28 Février 2008

Patrick ANDERSON - De l’incomplétude ou de la perte de sens et de ces effets en didactique des langues.


Les difficultés à penser les ressorts de l’actualité que Lyotard appelait « postmodernisme » marque le trouble qui fait qu’il est devenu impossible de penser demain. Le présent dit Gérard Pommier « se propulse en consumant au fur et à mesure son propre héritage, il se déshérite au jour le jour », et il ajoute « l’horizon semble bétonné, et le futur piétine.» Dans ce monde énigmatique pour chacun d’entre nous, la perte de repères du sujet moderne semble bien être la caractéristique fondamentale. L’épuisement et la disparition des grands récits de légitimation tel que repéré par Lyotard nous plonge dans ce présent qui n’est plus supporté par un avenir prometteur. Jean Luc Nancy dans un article du Monde écrivait :

«  Le sens, n’est plus disponible, ni donné, ni constructible ou projetable, ni par déchiffrement ni par encodage du monde, ni par lutte ni par partage.– Le sens de l’homme, de l’histoire, de la culture – n’est plus en acte ni en puissance ».

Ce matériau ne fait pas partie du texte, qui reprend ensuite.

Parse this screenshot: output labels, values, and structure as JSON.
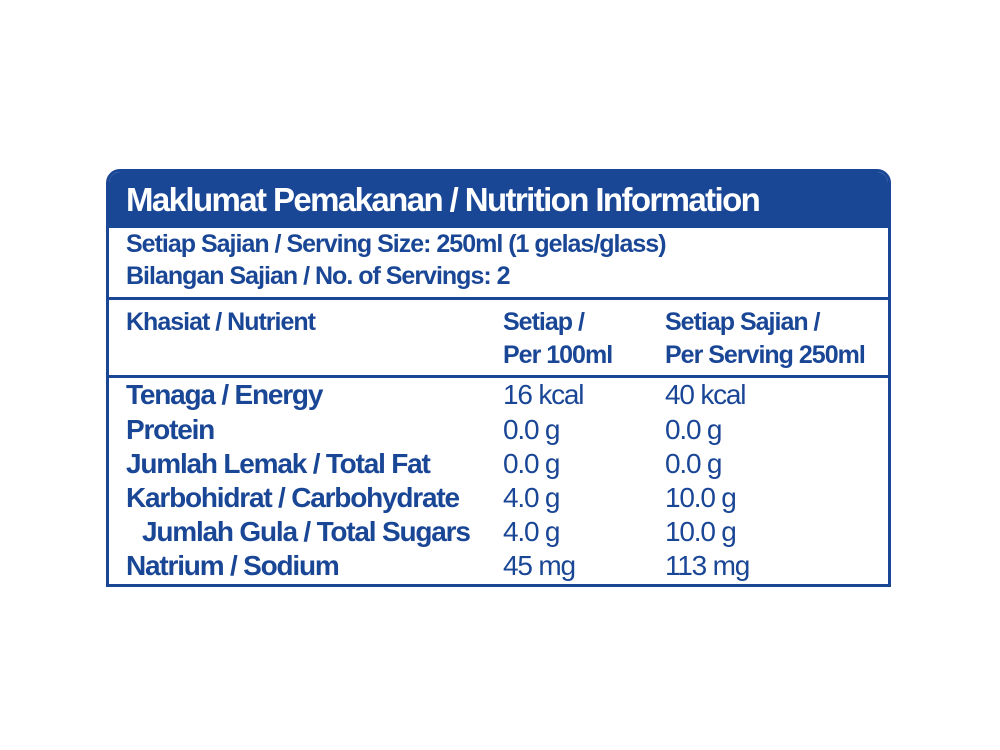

La mort de Dieu annoncée par Nietzche se double aujourd’hui de la mort du sujet moderne qualifiée par Jean Pierre Lebrun de désarroi. Elle s’illustre par la déliaison symbolique qui tenait ensemble les trois instances : langage, politique et religion. Cet état de fait prolongeant la description du malaise qu’en a donné Arendt inscrit en tant que phénomène majeur la désymbolisation non pas dans le sens d’une disparition du symbolique mais dans le sens où il ne fonctionne plus comme avant. Nous serions entrés dans ce que Jean de Munck nomme un monde inconsistant, un monde qui tolère la contradiction. C’est ce monde qui selon l’expression d’Anders s’est transformé en machine. Nous l’entendrons dans le sens d’une inscription dans le libéralisme dans les termes de Jean Claude Michea c’est-à-dire caractérisé d’une part comme le principe actif des politiques gouvernementales mais également comme le principe actif des transformations civilisationnelles de l’Occident. Or on peut s’étonner que précisément parce qu’il touche au langage, et alors que la linguistique - dans la période où ses modèles étaient repris dans le champ des sciences humaines - était sensible au rapport qu’entretient la langue avec le social, on peut s’étonner que le phénomène de perte de sens soit une dimension remarquablement occultée de nos jours et particulièrement pour ce qui concerne le champ de la DLE. Tout se passe, en effet, comme si ce symptôme que le philosophe D.R. Dufour pointe comme véritable mutation anthropologique et mutation qui selon son expression relève de l’art de réduire les têtes ne concernait en rien l’enseignement/apprentissage des langues. Comme si la mort du sujet moderne n’avait tout compte fait aucune incidence, ni sur la façon de concevoir le langage, les langues et l’enseignement.